Sep 2011
AUTHORMike Benner

What Can We Learn From Embedded Development

We recently kicked off Gangplank Labs over at Gangplank and for the last month or so I have been working with the Arduino microcontroller, XBee wireless, Epilog Laser Engraver/Cutter and a slew of sensors. I do not have a background in Electrical Engineering and have never really played with the embedded side of development other than the Basic Stamp starter set when I was younger, so I dove head first into this relying on my experience in software development. That got me off to a good start, but I hit road blocks I had long ago forgotten about.

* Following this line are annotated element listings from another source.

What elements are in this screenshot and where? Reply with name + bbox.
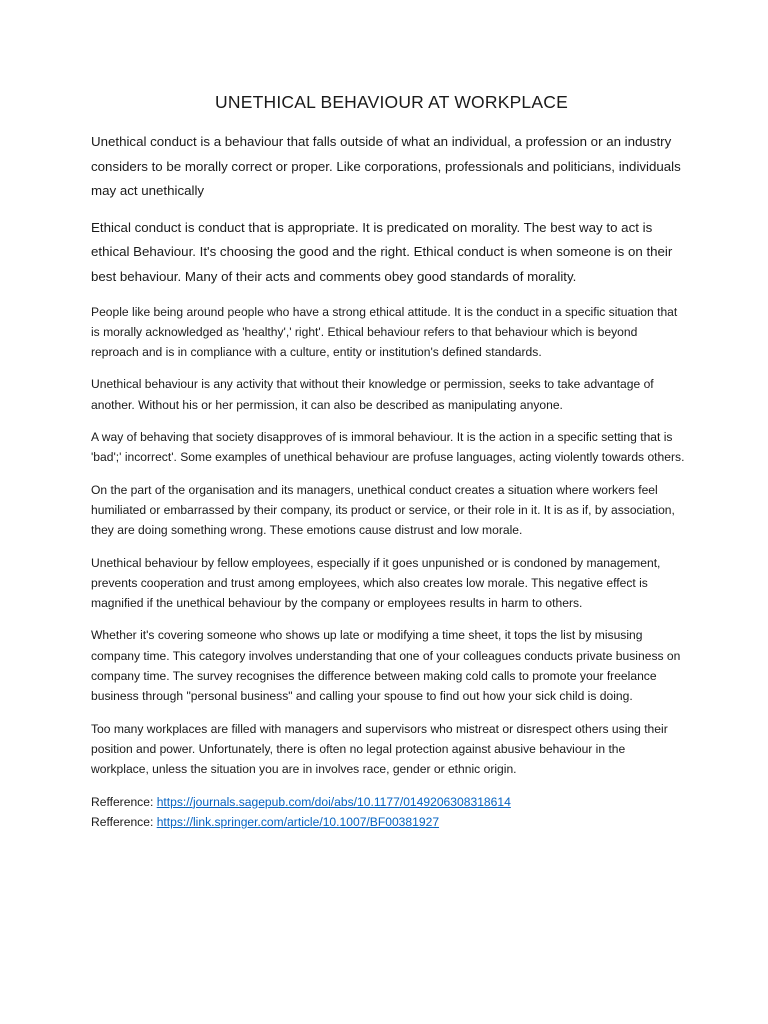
reference-label: Refference:	[91, 814, 154, 829]
paragraph-fellow-employees: Unethical behaviour by fellow employees, especially if it goes unpunished or is condoned by management, prevents cooperation and trust among employees, which also creates low morale. This negative effect is magnified if the unethical behaviour by the company or employees results in harm to others.	[91, 555, 661, 611]
paragraph-ethical-attitude: People like being around people who have a strong ethical attitude. It is the conduct in a specific situation that is morally acknowledged as 'healthy',' right'. Ethical behaviour refers to that behaviour which is beyond reproach and is in compliance with a culture, entity or institution's defined standards.	[91, 304, 678, 360]
paragraph-immoral-behaviour: A way of behaving that society disapproves of is immoral behaviour. It is the action in a specific setting that is 'bad';' incorrect'. Some examples of unethical behaviour are profuse languages, acting violently towards others.	[91, 430, 685, 465]
paragraph-ethical-definition: Ethical conduct is conduct that is appropriate. It is predicated on morality. The best way to act is ethical Behaviour. It's choosing the good and the right. Ethical conduct is when someone is on their best behaviour. Many of their acts and comments obey good standards of morality.	[91, 219, 673, 284]
paragraph-unethical-definition: Unethical conduct is a behaviour that falls outside of what an individual, a profession or an industry considers to be morally correct or proper. Like corporations, professionals and politicians, individuals may act unethically	[91, 134, 681, 199]
reference-label: Refference:	[91, 794, 154, 809]
reference-link-sagepub[interactable]: https://journals.sagepub.com/doi/abs/10.1177/0149206308318614	[156, 794, 511, 809]
paragraph-abusive-behaviour: Too many workplaces are filled with managers and supervisors who mistreat or disrespect others using their position and power. Unfortunately, there is often no legal protection against abusive behaviour in the workplace, unless the situation you are in involves race, gender or ethnic origin.	[91, 721, 668, 777]
document-title: UNETHICAL BEHAVIOUR AT WORKPLACE	[215, 92, 568, 112]
paragraph-organisation-conduct: On the part of the organisation and its managers, unethical conduct creates a situation where workers feel humiliated or embarrassed by their company, its product or service, or their role in it. It is as if, by association, they are doing something wrong. These emotions cause distrust and low morale.	[91, 482, 675, 538]
paragraph-unethical-activity: Unethical behaviour is any activity that without their knowledge or permission, seeks to take advantage of another. Without his or her permission, it can also be described as manipulating anyone.	[91, 377, 654, 412]
reference-item	[91, 792, 686, 812]
paragraph-company-time: Whether it's covering someone who shows up late or modifying a time sheet, it tops the list by misusing company time. This category involves understanding that one of your colleagues conducts private business on company time. The survey recognises the difference between making cold calls to promote your freelance business through "personal business" and calling your spouse to find out how your sick child is doing.	[91, 628, 681, 704]
references-list	[91, 792, 686, 832]
reference-link-springer[interactable]: https://link.springer.com/article/10.1007/BF00381927	[156, 814, 440, 829]
reference-item	[91, 812, 686, 832]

In this day and age of cheap processors, cheaper ram and even cheaper storage all on a virtual machine out in the ether of the internet it is easy to lose site of some of the problems experienced in the past and even easier to over come those problems by throwing more “power” at them to improve performance.  Well, that luxury doesn’t exist in the embedded world.  Yes things have gotten better and cheaper, but they still have a larger impact on your design than spinning up an instance with Amazon AWS. That was my first problem, the program has to fit on a limited and fixed storage device. I couldn’t just keep including libraries to make development easier. I had to get selective, creative and sometimes even roll my own. I found myself reading the source of the libraries in much more detail than say a gem I would include in a Rails app.

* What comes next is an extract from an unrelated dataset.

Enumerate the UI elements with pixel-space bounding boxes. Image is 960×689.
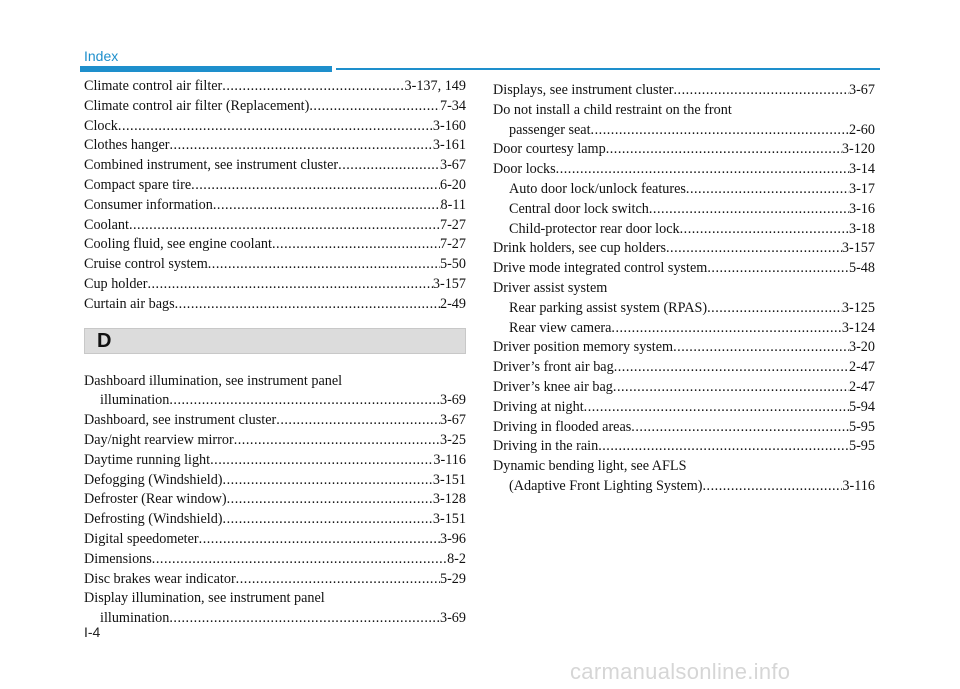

Then there was the actual design. Not just the case design, but the actual hardware and component design. Being new to the space, I am unfamiliar with all the different chips and design patterns available and that showed. Once I maxed out my available inputs and outputs on the Arduino I had to once again get clever. Fortunately, I had a few people around I could tap on the shoulder and they pointed me down the right path. The problem here is that I have to order what I need and wait for it to ship to me (and I am very impatient). The first couple of times this was ok, but then every time I would iterate over the design and find a better solution I would have to place an order and wait. This caused me two unexpected pain points.  It was starting to increase the cost unnecessarily and it was starting to delay the project. Being used to downloading and purchasing digital licenses had spoiled me. A little more design and planning up front could have save me a couple of weeks and a few bucks.

Updates are also not as easy.  This is a lot closer to desktop development, but even they still have it easier. If you want to auto update that means increasing your cost to include an ethernet or wifi chip onto your device which could put it out of the affordable price range. This really means updates have to be performed like a good ole firmware update. Download the update, connect the device, click run and pray you don’t brick your device. QA is very important here. Test, test, test and test. Not unit tests, I mean hands on field tests. Once you release the device to another party you have no guarantee you will ever get to patch a bug that is in it. Not to mention what if it was hardware and not software causing the bug?

What did I learn? Slow down and think about how my design impacts project more thoroughly. Be selective and include only what you need. There is not enough room for the kitchen sink. And test, test test. Make sure everything is working as planned and is stable.

I would recommend any developer out there grab their team and a few Arduinos. Create a couple fun project ideas that take additional hardware, pair up and go implement them like you would in your software development world. Let the issues come up, deal with them and then think about how it differs from your development world. After your little retrospective see if there is anything you could bring back to your development team that could help you improve your process.